Thanks! Yes, I agree that it does not have identity 2-morphisms and it is some sort of '2-semicategory' which needs to be understood in the first place.

Adittya Chaudhuri (Mar 23 2026 at 08:02):

John Baez said:

Next time I rent a hotel room I'll ask for a semi-double bed and see if they give me a single bed.

They may also give you two single beds with some less features (like without bed sheets) in each, but provide a single large bedsheet which can cover both the beds when they are placed next to each other side by side.

Adittya Chaudhuri (Mar 23 2026 at 12:46):

Below, I am writing some thoughts on the correct definition of a semified strict double category:

There is an evident forgetful functor $U \colon { {\rm{Cat}} \to \rm{SemCat}}$ , which satisfies the Proposition 3.3 in semicategories.

Now, since the notion of a strict double catgory is standard, we may expect that a correct notion of a semified strict double category should also be related to a strict double category via the image of forgetful 2-functor,

But how?

The collection of strict double categories, strict double functors and double transformations forms a 2-category Dbl. Now, I think if we take the definition of a semified strict double category as a semicatetgory internal to Cat, then the collection of semified strict double categories, semified double functors and transformations is expected to form a 2-category, which I am calling as SemDbl. However, I think if we take the definition of a semified strict double category as a category internal to SemiCat, then, I think we can not expect to get a 2-category because of the absence of identity 2-morphisms. Thus, I am a bit confused whether the notion of a semicategory internal to Cat is equivalent to the notion of a category internal to SemiCat.

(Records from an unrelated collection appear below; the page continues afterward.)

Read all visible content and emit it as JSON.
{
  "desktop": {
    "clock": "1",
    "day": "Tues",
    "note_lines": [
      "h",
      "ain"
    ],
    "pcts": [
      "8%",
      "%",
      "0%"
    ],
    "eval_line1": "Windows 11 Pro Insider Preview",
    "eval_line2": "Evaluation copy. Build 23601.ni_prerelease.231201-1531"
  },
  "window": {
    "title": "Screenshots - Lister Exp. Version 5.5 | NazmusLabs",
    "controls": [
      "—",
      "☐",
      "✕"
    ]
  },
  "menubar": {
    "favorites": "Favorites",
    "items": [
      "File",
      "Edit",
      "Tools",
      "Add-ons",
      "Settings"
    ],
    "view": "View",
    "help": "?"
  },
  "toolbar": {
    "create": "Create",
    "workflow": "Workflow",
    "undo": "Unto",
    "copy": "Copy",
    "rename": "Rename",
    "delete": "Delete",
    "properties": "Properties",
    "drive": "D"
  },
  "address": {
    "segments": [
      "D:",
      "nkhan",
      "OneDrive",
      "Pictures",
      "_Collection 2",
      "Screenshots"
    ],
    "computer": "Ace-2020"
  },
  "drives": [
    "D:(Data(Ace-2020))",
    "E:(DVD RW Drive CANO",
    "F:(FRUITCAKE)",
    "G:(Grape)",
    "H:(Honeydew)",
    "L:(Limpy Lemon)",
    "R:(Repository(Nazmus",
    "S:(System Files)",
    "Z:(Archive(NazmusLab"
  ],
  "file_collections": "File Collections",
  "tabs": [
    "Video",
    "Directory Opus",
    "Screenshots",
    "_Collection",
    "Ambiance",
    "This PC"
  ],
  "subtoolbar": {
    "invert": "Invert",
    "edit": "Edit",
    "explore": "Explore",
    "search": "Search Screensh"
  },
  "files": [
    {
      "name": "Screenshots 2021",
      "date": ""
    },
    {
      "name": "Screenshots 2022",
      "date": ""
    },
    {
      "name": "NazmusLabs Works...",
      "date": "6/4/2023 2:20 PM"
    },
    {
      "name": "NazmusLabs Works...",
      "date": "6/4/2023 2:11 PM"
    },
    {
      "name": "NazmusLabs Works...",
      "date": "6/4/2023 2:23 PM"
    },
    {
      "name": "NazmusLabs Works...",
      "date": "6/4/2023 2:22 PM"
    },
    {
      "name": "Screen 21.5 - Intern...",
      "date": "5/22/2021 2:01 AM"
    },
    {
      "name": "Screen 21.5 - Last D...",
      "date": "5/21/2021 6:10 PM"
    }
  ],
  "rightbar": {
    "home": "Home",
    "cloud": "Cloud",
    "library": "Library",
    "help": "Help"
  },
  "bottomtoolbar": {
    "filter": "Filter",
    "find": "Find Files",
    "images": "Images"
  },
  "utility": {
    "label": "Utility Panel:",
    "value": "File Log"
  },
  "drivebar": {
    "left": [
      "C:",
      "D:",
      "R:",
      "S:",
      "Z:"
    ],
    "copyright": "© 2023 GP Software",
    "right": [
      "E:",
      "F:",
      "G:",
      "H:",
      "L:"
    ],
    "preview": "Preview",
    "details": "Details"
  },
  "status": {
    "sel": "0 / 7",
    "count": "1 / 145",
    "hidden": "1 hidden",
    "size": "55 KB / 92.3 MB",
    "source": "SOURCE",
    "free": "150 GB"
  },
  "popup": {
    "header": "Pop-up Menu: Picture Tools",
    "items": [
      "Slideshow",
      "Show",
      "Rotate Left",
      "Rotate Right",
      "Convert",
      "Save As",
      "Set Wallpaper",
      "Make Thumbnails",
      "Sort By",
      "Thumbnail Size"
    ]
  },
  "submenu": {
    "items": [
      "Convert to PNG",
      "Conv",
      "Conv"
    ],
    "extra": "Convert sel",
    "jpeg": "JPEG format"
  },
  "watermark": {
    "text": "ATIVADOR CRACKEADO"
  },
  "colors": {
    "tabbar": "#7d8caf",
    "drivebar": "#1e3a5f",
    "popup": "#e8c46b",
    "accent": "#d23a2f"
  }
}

However, I think it is possible to define a 2-functor $\mathbb{U} \colon$ Dbl $\to$ SemDbl , which takes a caetgory internal to Cat to a semicaetgory internal to Cat by forgetting the identity morphism assigning functor. In this case, $\mathbb{U}$ may also be expected to satisfy a double category theoretic analogue of the Proposition 3.3 in semicategories.

John Baez (Mar 23 2026 at 19:11):

I am not completely sure that I fully understand the equivalence you said. May be I am missing something! I am thinking.

The equivalence should switch vertical and horizontal composition. For ordinary strict double categories this is familiar: any strict double category gives another one where the roles of horizontal and vertical are switched. More generally, I'm claiming here that if you have a kind of strict double semicategory that is 'semi' only the vertical direction, you'll get one that's semi in the horizontal direction - and vice versa.

Adittya Chaudhuri (Mar 23 2026 at 19:57):

Thanks very much! Yes, I got your point.